Following her time with the CDC, Kroll applied to the Laboratory Technology (Lab Tech) Associate Program at Oak Ridge National Laboratory (ORNL). Administered by ORISE, the Lab Tech program offers undergraduate students and recent bachelor’s or associate graduates an opportunity to develop their technical skills at ORNL, the U.S. Department of Energy’s largest science and energy technology laboratory.
“I wanted to stretch my skill set and experience a broader scientific impact from a different perspective,” Kroll said of what drew her to the Lab Tech program. “I liked the idea of supporting the cutting-edge research that takes place at ORNL.”
Under the guidance of John Carruth, scientific associate team lead in ORNL’s Neutron Sciences Directorate and former ORISE participant, Kroll supported neutron scattering experiments at ORNL’s various beam lines. Her internship involved upgrading instruments, coordinating with teams to plan for experiments and training users.

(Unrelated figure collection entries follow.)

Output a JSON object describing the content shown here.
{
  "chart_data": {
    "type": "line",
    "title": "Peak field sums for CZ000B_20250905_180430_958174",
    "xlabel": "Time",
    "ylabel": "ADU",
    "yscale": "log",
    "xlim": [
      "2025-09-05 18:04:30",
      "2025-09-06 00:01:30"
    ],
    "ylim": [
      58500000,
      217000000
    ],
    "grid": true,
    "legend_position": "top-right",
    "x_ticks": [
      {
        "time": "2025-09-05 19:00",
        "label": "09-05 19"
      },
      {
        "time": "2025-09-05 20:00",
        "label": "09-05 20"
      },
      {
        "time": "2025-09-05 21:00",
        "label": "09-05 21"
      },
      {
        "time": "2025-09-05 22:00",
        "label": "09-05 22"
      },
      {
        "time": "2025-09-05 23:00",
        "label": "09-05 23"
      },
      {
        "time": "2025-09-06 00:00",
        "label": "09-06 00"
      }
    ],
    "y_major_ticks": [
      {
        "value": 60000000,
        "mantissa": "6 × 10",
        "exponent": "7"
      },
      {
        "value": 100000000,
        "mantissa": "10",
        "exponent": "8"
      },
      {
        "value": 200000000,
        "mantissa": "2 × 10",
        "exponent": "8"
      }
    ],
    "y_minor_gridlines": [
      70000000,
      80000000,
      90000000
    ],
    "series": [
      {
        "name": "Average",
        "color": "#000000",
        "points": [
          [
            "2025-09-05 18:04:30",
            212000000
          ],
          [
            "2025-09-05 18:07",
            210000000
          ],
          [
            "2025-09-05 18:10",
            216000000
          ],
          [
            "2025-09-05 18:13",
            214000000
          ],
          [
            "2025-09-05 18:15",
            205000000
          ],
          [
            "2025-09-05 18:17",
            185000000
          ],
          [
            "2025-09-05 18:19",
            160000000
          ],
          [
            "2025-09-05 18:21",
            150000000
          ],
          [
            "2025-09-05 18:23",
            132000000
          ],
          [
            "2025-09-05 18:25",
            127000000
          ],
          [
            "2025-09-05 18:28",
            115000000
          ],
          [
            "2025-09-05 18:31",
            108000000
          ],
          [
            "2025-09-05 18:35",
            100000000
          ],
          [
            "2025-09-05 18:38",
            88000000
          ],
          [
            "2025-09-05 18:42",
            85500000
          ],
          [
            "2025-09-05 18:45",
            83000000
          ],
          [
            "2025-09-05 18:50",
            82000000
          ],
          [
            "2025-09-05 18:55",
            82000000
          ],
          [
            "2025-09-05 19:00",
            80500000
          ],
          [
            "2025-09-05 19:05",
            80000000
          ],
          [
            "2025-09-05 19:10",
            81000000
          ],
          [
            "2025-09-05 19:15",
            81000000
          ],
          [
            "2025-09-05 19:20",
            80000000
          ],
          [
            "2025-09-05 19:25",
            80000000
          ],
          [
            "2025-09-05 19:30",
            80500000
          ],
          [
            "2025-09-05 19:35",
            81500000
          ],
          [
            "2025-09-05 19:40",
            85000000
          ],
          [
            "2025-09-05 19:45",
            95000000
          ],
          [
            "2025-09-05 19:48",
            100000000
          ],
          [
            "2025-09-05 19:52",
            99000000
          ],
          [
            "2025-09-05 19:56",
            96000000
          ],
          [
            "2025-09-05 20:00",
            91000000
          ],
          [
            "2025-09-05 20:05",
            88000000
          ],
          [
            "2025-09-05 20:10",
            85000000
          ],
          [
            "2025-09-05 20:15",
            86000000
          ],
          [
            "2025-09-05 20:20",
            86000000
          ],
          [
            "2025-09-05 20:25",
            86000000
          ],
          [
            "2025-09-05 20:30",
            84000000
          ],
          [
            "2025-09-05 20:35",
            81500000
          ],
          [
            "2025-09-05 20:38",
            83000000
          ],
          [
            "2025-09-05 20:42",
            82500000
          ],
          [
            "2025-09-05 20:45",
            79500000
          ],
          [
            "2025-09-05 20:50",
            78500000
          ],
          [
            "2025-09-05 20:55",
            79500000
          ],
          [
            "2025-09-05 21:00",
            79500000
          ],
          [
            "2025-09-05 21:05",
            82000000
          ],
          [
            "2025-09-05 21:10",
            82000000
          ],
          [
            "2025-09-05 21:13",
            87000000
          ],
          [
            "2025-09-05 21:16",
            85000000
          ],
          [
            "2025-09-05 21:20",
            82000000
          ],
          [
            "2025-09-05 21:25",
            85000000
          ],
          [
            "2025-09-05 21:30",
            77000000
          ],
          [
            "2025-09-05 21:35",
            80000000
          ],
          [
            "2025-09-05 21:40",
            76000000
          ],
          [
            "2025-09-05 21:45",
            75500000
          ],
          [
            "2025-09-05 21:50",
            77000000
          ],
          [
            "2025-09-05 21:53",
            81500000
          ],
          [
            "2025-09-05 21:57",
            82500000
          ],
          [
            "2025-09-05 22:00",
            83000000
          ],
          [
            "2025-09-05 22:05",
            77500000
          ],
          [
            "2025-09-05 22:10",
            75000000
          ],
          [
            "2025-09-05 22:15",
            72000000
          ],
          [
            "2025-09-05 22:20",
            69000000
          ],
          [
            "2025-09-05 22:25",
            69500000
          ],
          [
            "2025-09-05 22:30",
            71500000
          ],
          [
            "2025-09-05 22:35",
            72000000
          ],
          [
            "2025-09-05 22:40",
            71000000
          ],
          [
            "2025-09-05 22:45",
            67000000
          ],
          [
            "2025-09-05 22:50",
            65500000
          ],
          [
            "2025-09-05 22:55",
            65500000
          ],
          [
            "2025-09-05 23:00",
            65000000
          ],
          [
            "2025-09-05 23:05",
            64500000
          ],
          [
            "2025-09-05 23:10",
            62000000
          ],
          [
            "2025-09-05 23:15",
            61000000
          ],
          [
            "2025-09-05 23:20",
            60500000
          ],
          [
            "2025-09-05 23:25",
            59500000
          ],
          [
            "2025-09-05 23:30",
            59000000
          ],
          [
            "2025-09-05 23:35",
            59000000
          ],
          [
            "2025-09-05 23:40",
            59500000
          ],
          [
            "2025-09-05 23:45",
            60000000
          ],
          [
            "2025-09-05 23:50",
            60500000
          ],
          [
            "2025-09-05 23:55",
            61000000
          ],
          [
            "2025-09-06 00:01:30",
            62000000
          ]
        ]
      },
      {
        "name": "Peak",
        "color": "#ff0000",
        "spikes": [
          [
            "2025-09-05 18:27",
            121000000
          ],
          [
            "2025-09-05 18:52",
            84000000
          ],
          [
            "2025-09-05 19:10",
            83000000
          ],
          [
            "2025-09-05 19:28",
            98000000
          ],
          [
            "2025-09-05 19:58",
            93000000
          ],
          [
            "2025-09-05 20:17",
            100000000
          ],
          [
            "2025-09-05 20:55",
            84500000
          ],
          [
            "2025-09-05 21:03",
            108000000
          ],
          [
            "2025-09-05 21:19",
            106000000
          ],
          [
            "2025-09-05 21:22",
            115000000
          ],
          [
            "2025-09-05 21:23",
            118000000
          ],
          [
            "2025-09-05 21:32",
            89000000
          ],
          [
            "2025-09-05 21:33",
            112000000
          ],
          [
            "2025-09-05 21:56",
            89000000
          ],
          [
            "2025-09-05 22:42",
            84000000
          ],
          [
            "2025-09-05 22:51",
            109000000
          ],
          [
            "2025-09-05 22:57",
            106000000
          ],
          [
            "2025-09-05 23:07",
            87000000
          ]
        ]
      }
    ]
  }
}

“What I found most beneficial during my internship was collaborating with a large group of experts,” she said. “It is amazing to see how quickly a project can come together when the right people are involved.”
Following her Lab Tech internship, Kroll was hired on full-time as a scientific associate in the Neutron Sciences Directorate. In this role, she coordinates operations for neutron scattering instruments at ORNL’s High Flux Isotope Reactor.
“My internship experience with ORISE introduced me to various fields and helped direct me to where I am today,” she said. “The collaboration, growth and leadership skills I have developed were made possible by my ORISE experience. I am thankful for the mentors who encouraged me, advocated for me and taught me how to be a leader by the examples they set.”
Since her internship, Kroll has had an active role with ORNL’s Women in Neutron Sciences (WiNS) group, most recently serving as the WiNS Outreach and Networking lead.
“It’s been an empowering chance to connect with others around the lab, learn about diversity and get to know the people I work with,” she said.
The Lab Tech program at ORNL is administered by the Oak Ridge Institute for Science and Education (ORISE) for the U.S. Department of Energy.